Wolfe spoke exclusively to Region 8 News over the phone from a campaign stop in Texas, where he appeared on the primary ballot Tuesday. He explained why he's running against President Obama and addressed his decision to sue the state Democratic party.

"A lot of people have said to me, you know, why are you running against the Democratic Party?" Wolfe said. "I said, well, I'm not running against the Democratic Party. I'm running for Democratic principles against President Obama."

Wolfe has presented himself as an alternative to the president, and 42 percent of voters in Arkansas supported his candidacy during the primary last week. Now, he is going to court to claim what he believes is his share of the delegates.

"The party charter says that the delegates are supposed to be allocated based on primary results," Wolfe explained. "That's mandatory. It's the rules, but now what they want to do is give 100 percent of the delegates to Mr. Obama, who only got 58 percent of the vote."
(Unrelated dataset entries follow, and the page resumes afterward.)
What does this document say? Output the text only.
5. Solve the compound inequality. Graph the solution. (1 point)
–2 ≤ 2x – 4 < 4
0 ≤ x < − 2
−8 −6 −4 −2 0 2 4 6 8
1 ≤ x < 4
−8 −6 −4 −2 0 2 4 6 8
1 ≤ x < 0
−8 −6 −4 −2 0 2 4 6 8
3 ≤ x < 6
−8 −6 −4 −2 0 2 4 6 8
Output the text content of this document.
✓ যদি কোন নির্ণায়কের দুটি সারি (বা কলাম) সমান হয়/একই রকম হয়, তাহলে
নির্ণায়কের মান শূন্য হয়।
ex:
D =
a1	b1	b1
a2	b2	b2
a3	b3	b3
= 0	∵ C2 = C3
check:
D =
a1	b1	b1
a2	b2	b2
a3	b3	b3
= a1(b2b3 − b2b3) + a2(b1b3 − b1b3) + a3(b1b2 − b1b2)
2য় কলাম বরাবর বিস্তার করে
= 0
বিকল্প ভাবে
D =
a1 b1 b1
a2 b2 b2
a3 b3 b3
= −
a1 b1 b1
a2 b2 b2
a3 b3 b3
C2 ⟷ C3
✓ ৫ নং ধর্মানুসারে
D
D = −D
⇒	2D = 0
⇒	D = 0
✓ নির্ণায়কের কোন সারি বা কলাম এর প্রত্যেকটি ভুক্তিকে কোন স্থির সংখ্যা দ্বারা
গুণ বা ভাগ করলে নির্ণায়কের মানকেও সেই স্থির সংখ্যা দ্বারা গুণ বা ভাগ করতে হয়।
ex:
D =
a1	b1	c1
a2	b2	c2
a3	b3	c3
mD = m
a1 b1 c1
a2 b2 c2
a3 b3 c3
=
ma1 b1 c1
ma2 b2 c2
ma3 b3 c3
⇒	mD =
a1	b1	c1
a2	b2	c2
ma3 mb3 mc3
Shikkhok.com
The Democratic Party of Arkansas says Wolfe cannot claim any delegates because he failed to comply with state party rules to secure them. The party alleges he neither filed forms regarding delegate selection and affirmative action nor appointed a campaign representative in the state. In a lawsuit filed in federal court Friday, Wolfe says he did everything the party asked of him, including giving officials a $2,500 check to file for office.

"We want the delegates," Wolfe said, "because what we want to do is bring a caucus with us over to North Carolina and present some alternative platforms from what the president's doing."

The Tennessee-based lawyer says he's grateful for the support he gained during the Arkansas primary, but he rebuffed concerned the votes were strictly protesting the president's performance.

Wolfe suggests people have instead taken to his platform now that the results in several states have shown Obama's weakness in Southern primaries. He has, however, kept his campaign afloat mostly from his own retirement account. He says it's worth it to at least give voters a choice.

"I think this whole thing is an exercise attributed to democracy," Wolfe explained. "We're actually giving people a choice between John Wolfe and a billion-dollar campaign."

Candace Martin, a spokeswoman for the Democratic Party of Arkansas, issued a short statement Tuesday regarding the lawsuit. She wrote in an email that, at this time, the party is reviewing the case with its legal counsel.